This is it. The Wieden and Kennedy ad. for Chrysler that appeared during the Superbowl.
Whether you love it or not will depend on how you feel about the American ability to dramatise things and on that cowboy in their souls.
I’m just back from my fix in New York.
From the best shoeshine any man ever had in Grand Central Station for $4. It was balletic and brilliant – a lightning performance with brush, polish and cloth ending in new shoes.
To wall-to-wall advertising… and when I say wall-to-wall folks I’m not just talking about any walls I’m talking about the tallest, straightest, best cemented walls in the history of walls, so eat your heart out Great Wall of China…this is an American wall.
To this being a city where art, diversity, plenty, money and business collide in a knickerbocker glory of excitement. A city where as if reliving the line “New York, New York so good they had to name it twice” people repeat themselves as in constant wonder.
“Richard Hall from London, Richard Hall…my”
“23rd floor Sir? Yep 23, 23rd…a great floor” (a reflective comment by a fellow lift passenger)
I saw the diary page of Virginia Woolf written four days before she committed suicide and her walking stick found floating in the River Ouse; the 1608 quarto version of King Lear; e.e. cummings “Humanity I love you” and the typewriter on which it was typed and, and, and….
It’s a city of soaring hope, expectation and pride; a city where everyone wants to talk or to pitch an idea.

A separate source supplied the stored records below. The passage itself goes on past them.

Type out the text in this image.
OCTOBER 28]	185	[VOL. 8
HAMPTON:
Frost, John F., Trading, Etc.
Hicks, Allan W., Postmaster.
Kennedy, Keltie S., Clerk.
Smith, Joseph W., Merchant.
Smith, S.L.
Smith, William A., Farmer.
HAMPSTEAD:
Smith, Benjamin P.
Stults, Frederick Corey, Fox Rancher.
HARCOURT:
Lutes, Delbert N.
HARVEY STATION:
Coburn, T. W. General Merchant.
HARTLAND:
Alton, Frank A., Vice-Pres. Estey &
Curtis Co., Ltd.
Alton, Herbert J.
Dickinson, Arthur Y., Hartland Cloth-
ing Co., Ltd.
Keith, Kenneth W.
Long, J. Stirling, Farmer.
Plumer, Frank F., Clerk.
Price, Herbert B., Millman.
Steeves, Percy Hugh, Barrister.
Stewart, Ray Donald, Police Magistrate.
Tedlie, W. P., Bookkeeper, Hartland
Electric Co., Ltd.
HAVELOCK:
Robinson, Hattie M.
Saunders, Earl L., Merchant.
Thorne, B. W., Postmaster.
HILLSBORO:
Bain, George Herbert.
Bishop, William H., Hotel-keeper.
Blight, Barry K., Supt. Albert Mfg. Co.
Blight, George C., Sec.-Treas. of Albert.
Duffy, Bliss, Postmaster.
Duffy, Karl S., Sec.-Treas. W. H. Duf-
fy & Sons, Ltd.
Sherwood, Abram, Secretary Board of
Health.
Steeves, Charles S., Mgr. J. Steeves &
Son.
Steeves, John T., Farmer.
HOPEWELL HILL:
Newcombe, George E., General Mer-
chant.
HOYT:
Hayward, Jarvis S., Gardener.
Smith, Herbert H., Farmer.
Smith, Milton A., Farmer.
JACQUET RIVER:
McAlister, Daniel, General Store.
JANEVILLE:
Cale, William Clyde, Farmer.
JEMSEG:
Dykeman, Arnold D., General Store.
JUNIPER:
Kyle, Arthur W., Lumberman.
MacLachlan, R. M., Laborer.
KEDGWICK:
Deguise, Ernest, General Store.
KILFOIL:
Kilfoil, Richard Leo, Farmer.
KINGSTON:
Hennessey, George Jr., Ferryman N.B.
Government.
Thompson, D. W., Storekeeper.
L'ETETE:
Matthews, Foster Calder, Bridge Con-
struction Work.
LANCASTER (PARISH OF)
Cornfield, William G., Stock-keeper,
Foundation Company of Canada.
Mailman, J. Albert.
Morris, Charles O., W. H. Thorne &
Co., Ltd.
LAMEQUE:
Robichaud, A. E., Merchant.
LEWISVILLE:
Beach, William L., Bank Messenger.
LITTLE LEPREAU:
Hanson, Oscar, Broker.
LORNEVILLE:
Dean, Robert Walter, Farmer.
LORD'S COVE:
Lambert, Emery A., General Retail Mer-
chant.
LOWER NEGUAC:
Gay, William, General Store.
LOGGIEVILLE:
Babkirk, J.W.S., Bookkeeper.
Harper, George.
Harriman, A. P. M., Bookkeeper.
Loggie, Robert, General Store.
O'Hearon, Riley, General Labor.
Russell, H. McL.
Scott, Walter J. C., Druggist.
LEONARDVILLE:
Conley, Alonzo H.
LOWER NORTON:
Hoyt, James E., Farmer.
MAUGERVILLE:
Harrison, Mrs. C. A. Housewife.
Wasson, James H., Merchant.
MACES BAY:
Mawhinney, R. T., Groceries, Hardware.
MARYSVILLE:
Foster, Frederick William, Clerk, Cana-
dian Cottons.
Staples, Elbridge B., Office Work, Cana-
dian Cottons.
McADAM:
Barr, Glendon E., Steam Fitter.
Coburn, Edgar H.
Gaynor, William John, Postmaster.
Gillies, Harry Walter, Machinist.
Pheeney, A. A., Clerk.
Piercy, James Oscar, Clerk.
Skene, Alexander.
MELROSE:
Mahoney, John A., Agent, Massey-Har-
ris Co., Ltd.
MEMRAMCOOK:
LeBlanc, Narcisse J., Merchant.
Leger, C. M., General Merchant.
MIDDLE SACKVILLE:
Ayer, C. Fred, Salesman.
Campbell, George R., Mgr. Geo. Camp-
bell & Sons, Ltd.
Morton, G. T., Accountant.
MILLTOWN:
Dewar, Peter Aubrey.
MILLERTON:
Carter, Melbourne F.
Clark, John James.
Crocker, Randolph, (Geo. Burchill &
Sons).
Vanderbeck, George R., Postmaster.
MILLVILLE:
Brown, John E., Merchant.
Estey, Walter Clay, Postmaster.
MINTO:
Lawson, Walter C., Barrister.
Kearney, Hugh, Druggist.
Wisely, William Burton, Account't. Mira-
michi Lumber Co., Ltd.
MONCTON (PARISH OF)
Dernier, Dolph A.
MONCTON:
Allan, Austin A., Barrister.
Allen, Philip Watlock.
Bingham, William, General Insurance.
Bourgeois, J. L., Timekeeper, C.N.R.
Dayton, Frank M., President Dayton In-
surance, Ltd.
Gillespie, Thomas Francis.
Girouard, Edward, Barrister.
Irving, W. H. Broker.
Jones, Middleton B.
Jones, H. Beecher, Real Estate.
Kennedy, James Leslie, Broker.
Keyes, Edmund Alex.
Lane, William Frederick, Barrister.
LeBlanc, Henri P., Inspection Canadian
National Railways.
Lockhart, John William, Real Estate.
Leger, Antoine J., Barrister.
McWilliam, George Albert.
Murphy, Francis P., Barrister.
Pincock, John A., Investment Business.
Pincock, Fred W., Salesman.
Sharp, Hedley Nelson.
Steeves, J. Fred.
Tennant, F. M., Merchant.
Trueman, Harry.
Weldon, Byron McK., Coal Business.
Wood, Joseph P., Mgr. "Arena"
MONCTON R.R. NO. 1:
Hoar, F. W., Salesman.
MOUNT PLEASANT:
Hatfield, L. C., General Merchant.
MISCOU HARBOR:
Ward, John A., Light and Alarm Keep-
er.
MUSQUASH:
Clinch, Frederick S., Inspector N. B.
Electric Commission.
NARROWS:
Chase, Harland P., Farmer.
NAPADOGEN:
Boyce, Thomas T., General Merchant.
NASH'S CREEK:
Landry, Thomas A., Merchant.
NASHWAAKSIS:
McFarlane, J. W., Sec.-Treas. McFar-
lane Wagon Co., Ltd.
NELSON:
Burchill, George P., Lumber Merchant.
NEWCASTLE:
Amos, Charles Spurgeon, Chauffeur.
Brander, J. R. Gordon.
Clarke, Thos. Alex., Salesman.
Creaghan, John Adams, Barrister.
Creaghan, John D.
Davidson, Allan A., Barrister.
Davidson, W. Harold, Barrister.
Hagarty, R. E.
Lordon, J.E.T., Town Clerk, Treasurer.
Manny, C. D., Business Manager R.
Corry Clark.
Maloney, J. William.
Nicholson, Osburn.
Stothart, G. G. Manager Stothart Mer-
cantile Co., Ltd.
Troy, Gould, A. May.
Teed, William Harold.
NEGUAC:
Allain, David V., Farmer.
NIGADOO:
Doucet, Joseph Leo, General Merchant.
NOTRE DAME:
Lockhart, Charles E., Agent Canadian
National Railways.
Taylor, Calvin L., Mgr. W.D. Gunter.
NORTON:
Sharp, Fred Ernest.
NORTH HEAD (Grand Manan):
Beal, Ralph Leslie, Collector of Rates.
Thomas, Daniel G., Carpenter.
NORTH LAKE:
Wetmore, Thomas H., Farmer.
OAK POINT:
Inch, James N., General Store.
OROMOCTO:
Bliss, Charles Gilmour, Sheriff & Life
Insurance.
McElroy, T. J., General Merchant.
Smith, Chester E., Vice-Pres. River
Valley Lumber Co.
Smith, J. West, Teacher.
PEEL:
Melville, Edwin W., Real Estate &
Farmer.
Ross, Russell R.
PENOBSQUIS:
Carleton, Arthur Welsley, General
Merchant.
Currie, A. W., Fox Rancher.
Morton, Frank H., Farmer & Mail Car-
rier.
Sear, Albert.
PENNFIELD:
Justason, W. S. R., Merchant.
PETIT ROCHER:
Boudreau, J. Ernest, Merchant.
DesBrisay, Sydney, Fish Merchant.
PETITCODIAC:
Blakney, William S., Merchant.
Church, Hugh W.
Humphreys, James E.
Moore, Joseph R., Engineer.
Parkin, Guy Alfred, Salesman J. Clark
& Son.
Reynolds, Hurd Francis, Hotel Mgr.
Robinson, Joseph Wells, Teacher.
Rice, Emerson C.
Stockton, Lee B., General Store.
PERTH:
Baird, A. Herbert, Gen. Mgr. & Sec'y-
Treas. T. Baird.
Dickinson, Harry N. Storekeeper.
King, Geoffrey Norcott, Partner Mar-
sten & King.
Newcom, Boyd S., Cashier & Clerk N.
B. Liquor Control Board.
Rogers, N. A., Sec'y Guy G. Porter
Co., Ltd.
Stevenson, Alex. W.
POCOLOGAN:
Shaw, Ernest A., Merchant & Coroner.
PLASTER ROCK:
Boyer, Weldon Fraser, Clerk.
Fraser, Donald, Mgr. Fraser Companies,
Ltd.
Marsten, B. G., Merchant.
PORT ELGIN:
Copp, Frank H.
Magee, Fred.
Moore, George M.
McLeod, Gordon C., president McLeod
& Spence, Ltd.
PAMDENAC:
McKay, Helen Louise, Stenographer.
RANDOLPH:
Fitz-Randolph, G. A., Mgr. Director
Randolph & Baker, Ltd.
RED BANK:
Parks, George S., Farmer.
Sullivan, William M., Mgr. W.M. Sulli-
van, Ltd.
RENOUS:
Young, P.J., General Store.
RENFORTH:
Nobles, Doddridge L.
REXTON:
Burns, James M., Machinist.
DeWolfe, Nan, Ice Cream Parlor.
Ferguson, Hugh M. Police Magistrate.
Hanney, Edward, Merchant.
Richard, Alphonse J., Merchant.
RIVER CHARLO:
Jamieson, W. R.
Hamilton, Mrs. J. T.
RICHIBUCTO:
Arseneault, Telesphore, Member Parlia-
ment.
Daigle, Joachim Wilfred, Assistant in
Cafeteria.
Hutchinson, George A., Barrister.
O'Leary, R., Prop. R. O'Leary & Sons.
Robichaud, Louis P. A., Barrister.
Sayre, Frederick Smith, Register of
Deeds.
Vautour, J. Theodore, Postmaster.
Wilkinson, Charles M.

I went to a meeting of the Luxury Marketing Council of New York at the French Institute Alliance Francaise where Francis Cholle spoke about his book the Intuitive Compass. During Q&A a lady called Carole Hyatt stood and rebuked Francis for generalising about how brains worked. She triumphantly proclaimed:-
“And as research proves women think 28,000 times faster than men do”
The women in the room erupted into applause.
In New York the possibilities (and exaggerations) of life are explored and given theatrical colour.
The fastest, best, biggest, whitest, sexiest, most transformational is here. That jacket in Bergdorf Goodman for just $4,500; that orange juice from my mouth asking for it to my mouth drinking it, 45 seconds; that Caravaggio of Peter denying Christ three times (or 28,000 times) in the Metropolitan Museum of Art and most of all people doing their best to be the best.
It’s half time in America and I’m a believer.